Over the last few years, Omega cheap replica watches have increasingly become one of the watchmaking industry’s leaders in making watches that can withstand extremely powerful magnetic fields and emerge unscathed. With the opening of a new exhibition at the Omega Museum in Bienne, Omega is underscoring just how far it has come – and part of the exhibition is a watch that’s survived what is, by far, the strongest magnetic field to which any watch has ever been exposed (as far as we know).
Magnetism is of course a huge issue in watchmaking. Ultra-powerful magnetic fields like those created in labs studying magnetism are less an issue than the magnetic fields found in everyday life, such as those produced by permanent powerful magnets used in consumer products.
Though Nivarox-type balance springs are not nearly as vulnerable to magnetism as plain steel, they can nonetheless be affected; even brief exposure to a strong field can badly impair accuracy.
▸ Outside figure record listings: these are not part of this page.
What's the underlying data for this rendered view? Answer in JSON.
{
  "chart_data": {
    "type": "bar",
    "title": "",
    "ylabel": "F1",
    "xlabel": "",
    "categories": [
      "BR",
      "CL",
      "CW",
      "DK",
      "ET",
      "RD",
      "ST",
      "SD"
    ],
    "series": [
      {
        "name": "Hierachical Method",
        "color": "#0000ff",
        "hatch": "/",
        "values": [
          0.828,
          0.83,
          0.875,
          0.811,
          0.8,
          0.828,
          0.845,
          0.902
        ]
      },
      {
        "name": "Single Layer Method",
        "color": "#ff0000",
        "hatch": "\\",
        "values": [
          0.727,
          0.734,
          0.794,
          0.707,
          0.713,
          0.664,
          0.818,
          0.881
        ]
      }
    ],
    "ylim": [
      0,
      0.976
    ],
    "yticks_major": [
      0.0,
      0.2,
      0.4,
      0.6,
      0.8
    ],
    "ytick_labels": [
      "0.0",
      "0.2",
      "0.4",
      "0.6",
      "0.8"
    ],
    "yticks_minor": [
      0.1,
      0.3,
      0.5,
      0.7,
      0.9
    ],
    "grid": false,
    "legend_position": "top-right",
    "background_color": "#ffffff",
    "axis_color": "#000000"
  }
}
Less noticeable is the effect of magnetic fields over the long term – you might not notice it immediately, but over time, exposure to magnetism can negatively affect the ability of a Nivarox-type balance spring to compensate properly for temperature variations.
Traditionally, the way to deal with magnetic fields was to place the movement in an inner case made of so-called “soft iron.” In this case, “soft” means soft magnetically – that is, a material that will conduct a magnetic field, but not become magnetized itself; such materials are generally nickel-iron alloys, and are also called “mu-metals,” the Greek letter mu (μ) being the symbol for magnetic permeability.
In January 2013, Omega announced the Aqua Terra >15,000 Gauss, which is capable of withstanding a 15,000 gauss magnetic field (that’s MRI machine-level stuff; your average refrigerator magnet is about 50 gauss). Also, 15,000 gauss is equivalent to 1.5 tesla, a more convenient unit for expressing very strong magnetic fields.
Incredibly, the Omega Seamaster Aqua Terra replica watches at the heart of the exhibition withstood a field 16 tesla, or 160,000 gauss. The experiment took place at the Laboratoire National des Champs Magnetiques Intenses (LNCMI) in Grenoble, France, a lab which specializes in research into extremely powerful magnetic fields. Equipment at LNCMI can generate sustained fields of up to 35 tesla, and at the lab’s Toulouse facility, millisecond-duration fields of up to 250 tesla have been generated (although this destroys the field generator coil). For reference, the magnets used to confine the particle beams of the Large Hadron Collider operate at about 8.3 tesla – more than 100,000 times as powerful as the Earth’s magnetic field.